Died: November 2, 2005
Peter Godfrey remembers:
Thomas F. Godfrey: July 17, 1944 to November 11, 2005. Tom was born in New York, son of Loretto V. Godfrey and C. Thomas Godfrey, and brother to Constance (Connie) Godfrey and Robert Godfrey. He was raised in Sea Cliff, Long Island, where he attended St. Boniface Elementary School and Chaminade High school. At Yale he was an American Studies Intensive major, in the Jonathan Edwards College (debating, 1962-66; Gilbert and Sullivan Society; Social Committee). His college activities included the Yale Corinthian Yacht Club, 1963-64, Yale Political Union, 1962-64, Yale Young Republicans, 1962-63, and he was active in the Yale Daily News, becoming the publication’s executive manager during his tenure. Friends at Yale recall him as a warm and very likable New Yorker and remembered visits from his then girlfriend, Regina Baumann, who soon after Yale became his wife. He attended Fordham Law School, where he was editor-in-chief of the Law Review. He went on from there to a successful career as a lawyer, diverted briefly by a stint of active Navy JAG duty (1971-73), where he was stationed with his then young family, in Guantanamo Bay, Cuba. He practiced law at White & Case, and then at Davis Polk and Wardwell, in New York City, and in later years, held an executive position at J.P Morgan. Tom and Regina had four children, Peter, Mark, Mary and Andrew, and eight grand-children, Connor, Kayleigh, Erin, Owen, Tyler, Grace, Piper, Andrew, Charles, and Cate. He raised his family in Manhasset, Long Island; and notwithstanding a demanding work schedule, Tom always found time for his children and grandchildren, serving as their soccer coach, lacrosse coach, and sailing coach.
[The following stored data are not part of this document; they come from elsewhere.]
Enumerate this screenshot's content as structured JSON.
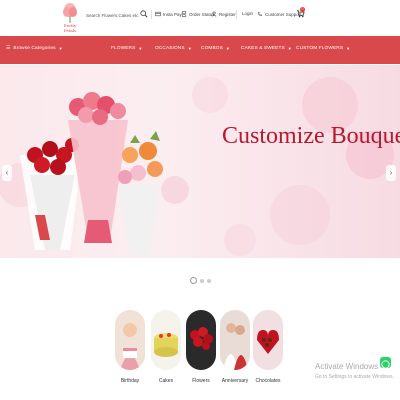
{
  "header": {
    "logo_text": "Pretty Petals",
    "search_placeholder": "Search Flowers,Cakes etc",
    "links": {
      "insta_pay": "Insta Pay",
      "order_status": "Order Status",
      "register": "Register",
      "login": "Login",
      "customer_support": "Customer Support"
    },
    "cart_count": "0"
  },
  "nav": {
    "browse": "Browse Categories",
    "items": [
      "FLOWERS",
      "OCCASIONS",
      "COMBOS",
      "CAKES & SWEETS",
      "CUSTOM FLOWERS"
    ]
  },
  "hero": {
    "title": "Customize Bouquet",
    "prev": "‹",
    "next": "›"
  },
  "categories": [
    {
      "label": "Birthday"
    },
    {
      "label": "Cakes"
    },
    {
      "label": "Flowers"
    },
    {
      "label": "Anniversary"
    },
    {
      "label": "Chocolates"
    }
  ],
  "watermark": {
    "line1": "Activate Windows",
    "line2": "Go to Settings to activate Windows."
  },
  "colors": {
    "brand": "#d9484a",
    "hero_text": "#b8192f"
  }
}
He was an avid sailor and raced competitively, often with his children as crew, on the Long Island Sound. He was dearly loved and is greatly missed.
Charles Jester remembers:
Tom Godfrey, in my memory, was a warm and very likable individual, very much a New Yorker. He was hard working, often found at his desk with a work light illuminating only a yellow pad, a nearby bottle of gin and an eight inch diameter metal ash tray piled high with dead cigarette butts. The room was infused with a blue haze from chain smoking. But there was always time for genial conversation with anyone who happened to stop in. Tom was business manager for the Daily News, which was a time consuming job in itself. On weekends there was a fresh bottle of gin for his dry martinis, and often a visit by Gina, his girlfriend, a lovely girl who would frequently stop by my room on the ground floor to straighten it, as I was a terrible housekeeper. Tom’s thesis senior year was on the business aspects of the whaling industry so he spent quite a bit of time at Mystic, Connecticut immersed in their archives. After graduation, Tom married Gina and joined the Army in the JAG Corps. and was stationed at Guantanamo. After his service, Tom returned to New York and a business career. He is one of those people you wish you had more time to get to know better. He is missed.